I wanted to love TumbleSeed for its concept and presentation but I found it incredibly frustrating, not because it’s tough, but because a lot of the game’s pick-ups/special abilities are liabilities. Those turrets for example, are so horrible to use that you end up killing yourself just to get one shot off accurately. I seem to remember there being negative feedback loops too where losing seeds would be very difficult to recover from and make the game even harder. I didn’t even get past the tutorial hills before the mountain! It’s brutal. People talk about the Souls games being difficult but they haven’t got anything on TumbleSeed.

I’m amongst the few that has it pegged as my Game of the Year and, as I’ve said in various places, I’m not a huge fan of Mario, the Rabbids or Firaxis’ XCOM so I’m pretty amazed by what Ubisoft have managed to achieve with this unlikely mix. I finished it a couple of months ago and I really miss it.

A good chunk of the challenges are puzzles but you’ll have not got to those yet. The majority of the campaign skirmishes however, are tactical battles. Early on it can certainly feel like a puzzler because you’ve only got three characters, a handful of abilities, some simple enemies and you’re fighting in tighter spaces. Later on however, as the roster of characters and enemies expands, more abilities and status effects are unlocked, environmental elements and wider (and taller) spaces are introduced, the decision space opens up and it becomes much richer tactically (and too chaotic for a puzzler).

Team jumping across the map, chain dash attacking enemies, bouncing off their heads and moving character (and sentries) through tubes is what it’s all about. You gotta move; that’s what you should be learning early on. It’s one of my favourite things about the game and incredibly satisfying when you orchestrate a bunch of intricate manoeuvres to cleanly take out a batch of enemies.

@cpugeek13 you shouldn’t need trial and error to do levels; there’s ample room for planning and tactics. Be sure to have a good look at the map before choosing your characters (and don’t fall back on to the same ones, Rabbid Luigi included); formulate a strategy around them, their synergies, the map and enemies you’re up against; identify vantage points, flanks, good cover, tubes and other ways of reaching them quickly; be prepared to move and adapt as the battle develops.

This is geggis, Mario + Rabbids fanboy, signing off.

The GameSpot review mentions the graphical downgrade but also says matchmaking across systems works really well and that the gameplay remains intact:

Doesn’t sound like a bad port considering the power they have to work with.

I had no idea this thing had the X/Y and A/B laid out the way it does.

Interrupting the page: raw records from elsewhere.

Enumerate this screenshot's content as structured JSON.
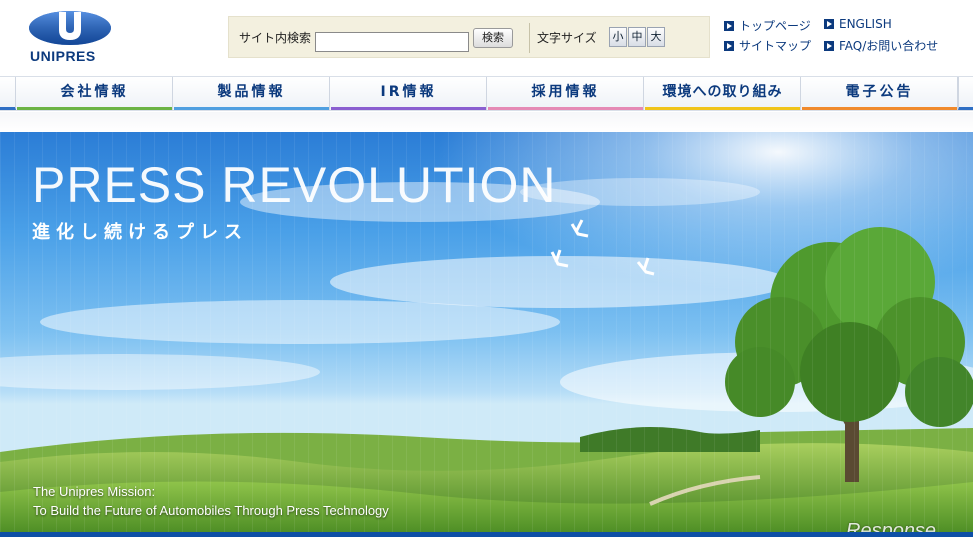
{
  "header": {
    "logo_text": "UNIPRES",
    "search": {
      "label": "サイト内検索",
      "value": "",
      "placeholder": "",
      "button_label": "検索"
    },
    "font_size": {
      "label": "文字サイズ",
      "small": "小",
      "medium": "中",
      "large": "大"
    },
    "utility_links": [
      {
        "label": "トップページ"
      },
      {
        "label": "ENGLISH"
      },
      {
        "label": "サイトマップ"
      },
      {
        "label": "FAQ/お問い合わせ"
      }
    ]
  },
  "nav": {
    "items": [
      {
        "label": "会社情報",
        "color": "#6bb344"
      },
      {
        "label": "製品情報",
        "color": "#4f9fe0"
      },
      {
        "label": "IR情報",
        "color": "#8a5fd0"
      },
      {
        "label": "採用情報",
        "color": "#e58ab5"
      },
      {
        "label": "環境への取り組み",
        "color": "#f0c419"
      },
      {
        "label": "電子公告",
        "color": "#f08a2c"
      }
    ],
    "edge_color": "#2f6fc4"
  },
  "hero": {
    "title": "PRESS REVOLUTION",
    "subtitle": "進化し続けるプレス",
    "mission_line1": "The Unipres Mission:",
    "mission_line2": "To Build the Future of Automobiles Through Press Technology",
    "watermark": "Response."
  },
  "colors": {
    "brand": "#0c3a7e",
    "accent_rule": "#0d4fa6"
  }
}
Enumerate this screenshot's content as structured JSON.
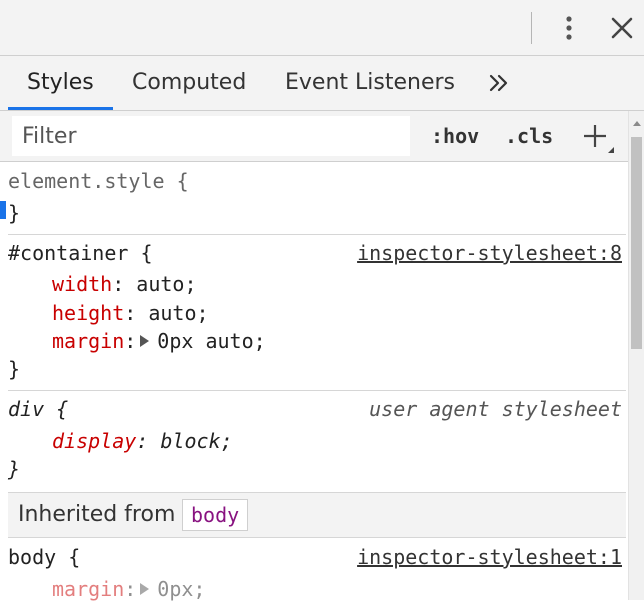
{
  "toolbar": {
    "more_icon": "kebab-vertical-icon",
    "close_icon": "close-x-icon"
  },
  "tabs": [
    {
      "label": "Styles",
      "active": true
    },
    {
      "label": "Computed",
      "active": false
    },
    {
      "label": "Event Listeners",
      "active": false
    }
  ],
  "tabs_more_icon": "double-chevron-right-icon",
  "filter": {
    "placeholder": "Filter",
    "value": "",
    "hov_label": ":hov",
    "cls_label": ".cls",
    "add_rule_icon": "plus-icon"
  },
  "rules": {
    "element_style": {
      "selector": "element.style {",
      "close": "}"
    },
    "container": {
      "selector": "#container {",
      "source": "inspector-stylesheet:8",
      "decls": [
        {
          "prop": "width",
          "value": " auto;"
        },
        {
          "prop": "height",
          "value": " auto;"
        },
        {
          "prop": "margin",
          "value": "0px auto;"
        }
      ],
      "close": "}"
    },
    "div": {
      "selector": "div {",
      "source": "user agent stylesheet",
      "decl": {
        "prop": "display",
        "value": " block;"
      },
      "close": "}"
    },
    "inherited": {
      "label": "Inherited from",
      "tag": "body"
    },
    "body": {
      "selector": "body {",
      "source": "inspector-stylesheet:1",
      "decl": {
        "prop": "margin",
        "value": "0px;"
      }
    }
  },
  "colors": {
    "accent": "#1a73e8",
    "property": "#c80000",
    "tag": "#881280"
  }
}
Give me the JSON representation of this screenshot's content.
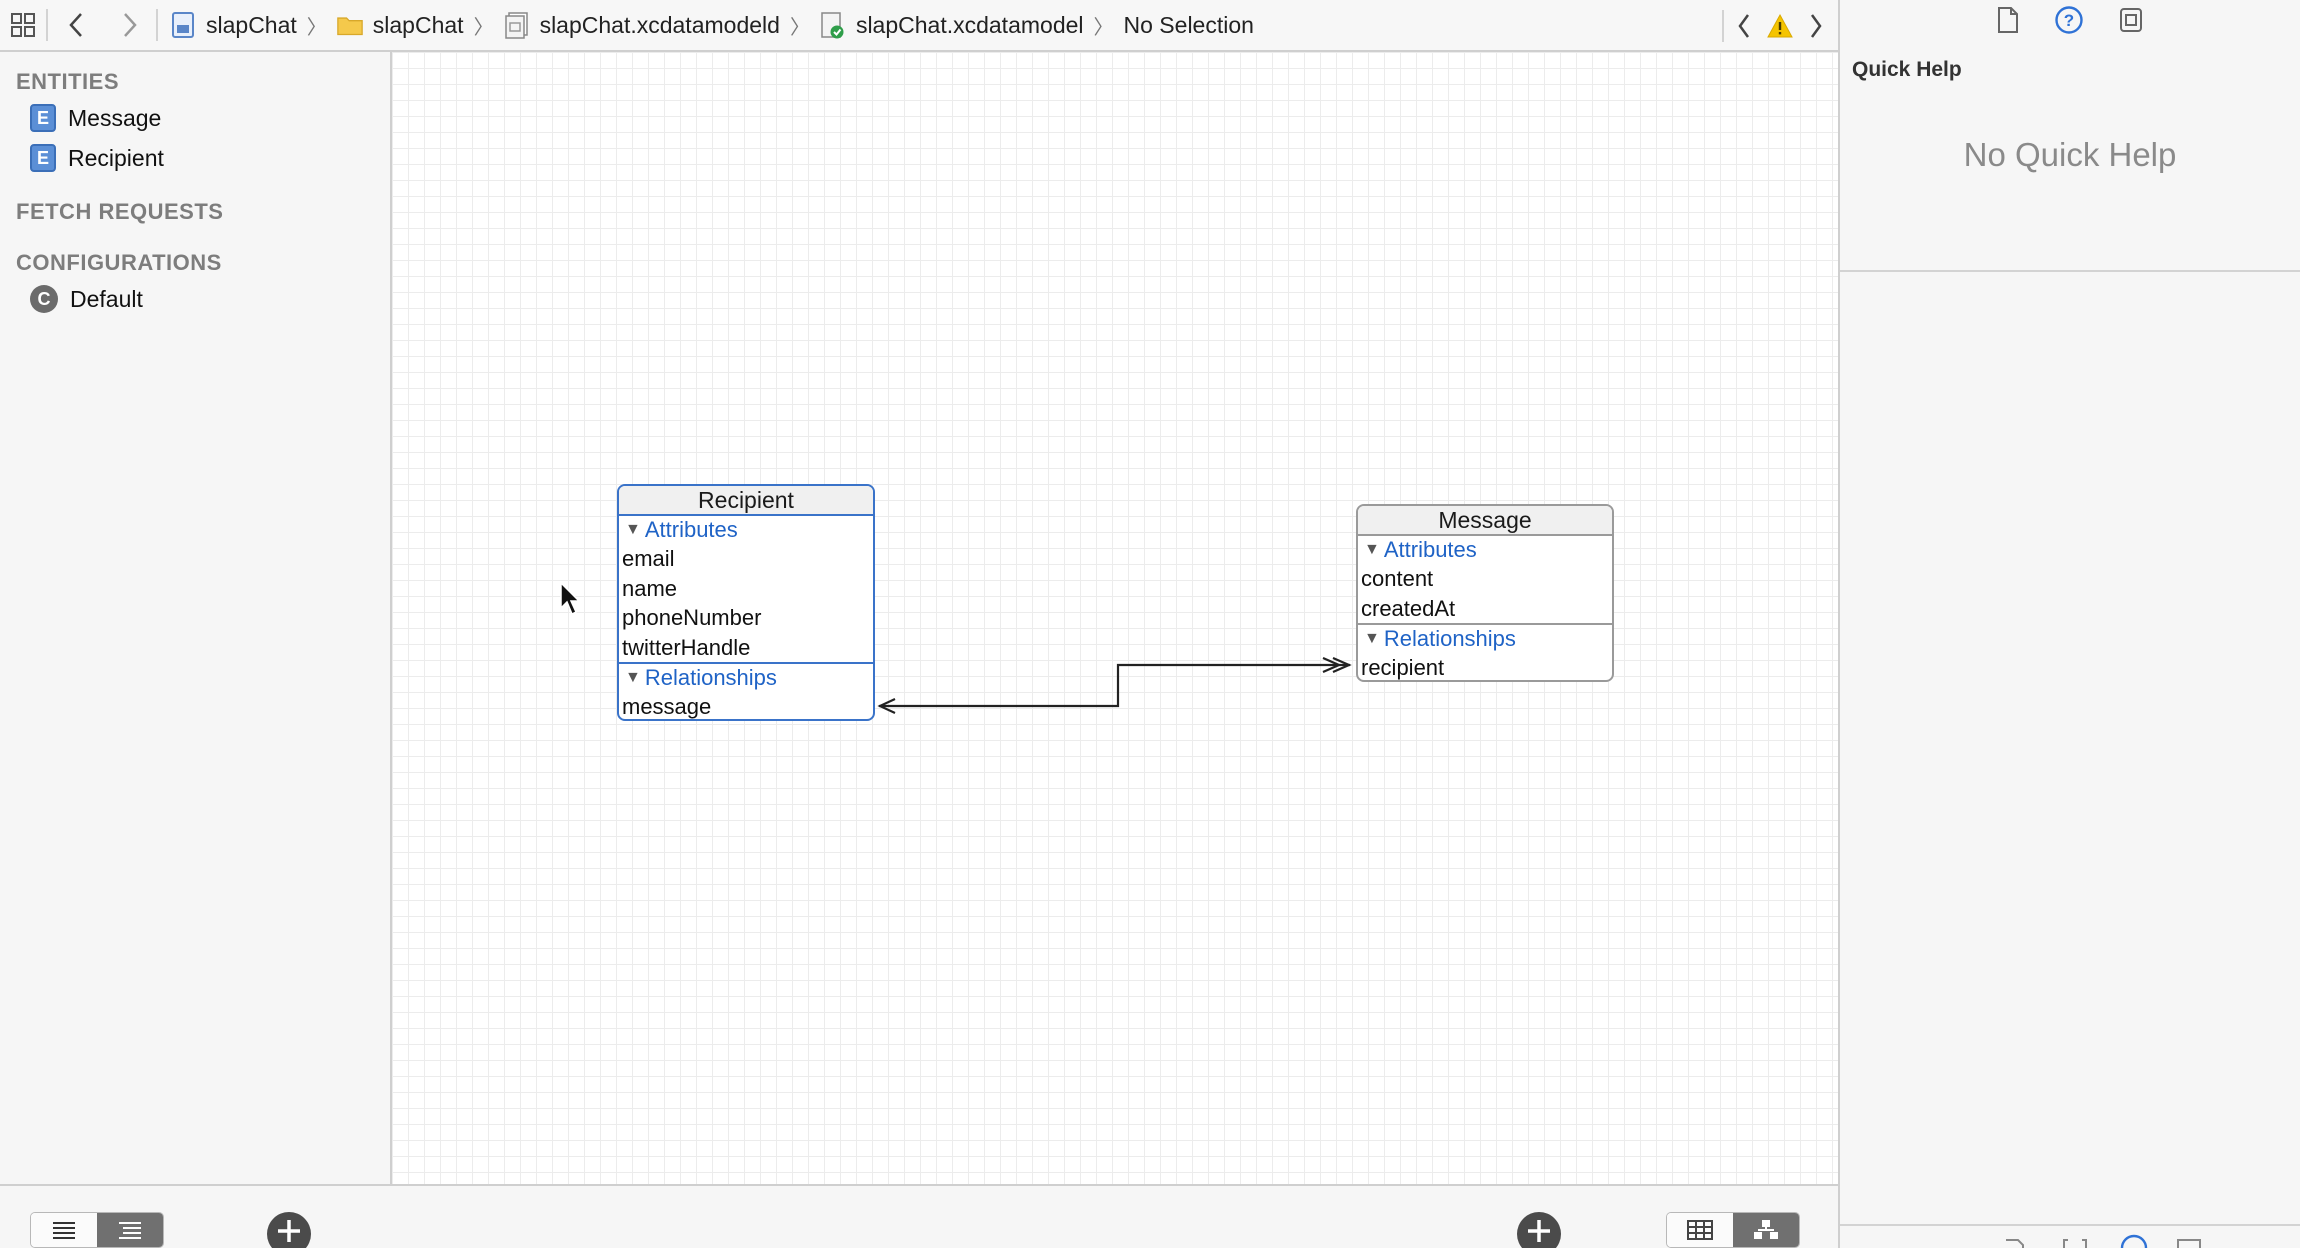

Having spent the vast majority of my gaming hours over the last decade using a 360 controller, this is going to take a bit to get used to.

It’s funny because Nintendo’s layout was standard until Sony came along and swapped X for O as the “confirm” button on the PlayStation, but only in the West. Funnier yet is that on credit card terminals everywhere now, they do it the opposite way and show O as the “confirm” and X as the no. Microsoft just followed Sony’s method while Nintendo hasn’t ever changed, but only on DS/3DS and Wii U because the Gamecube and Wii had non-standard layouts.

You do adjust, though.

Ah, I always wondered what the order was with all that. If I remember rightly, FFVII had confirm on the circle button too.

I find I’m okay when I’m playing almost exclusively on one system, if I start flitting between two it scrambles me! I loved the non-standard GC and Wii controllers.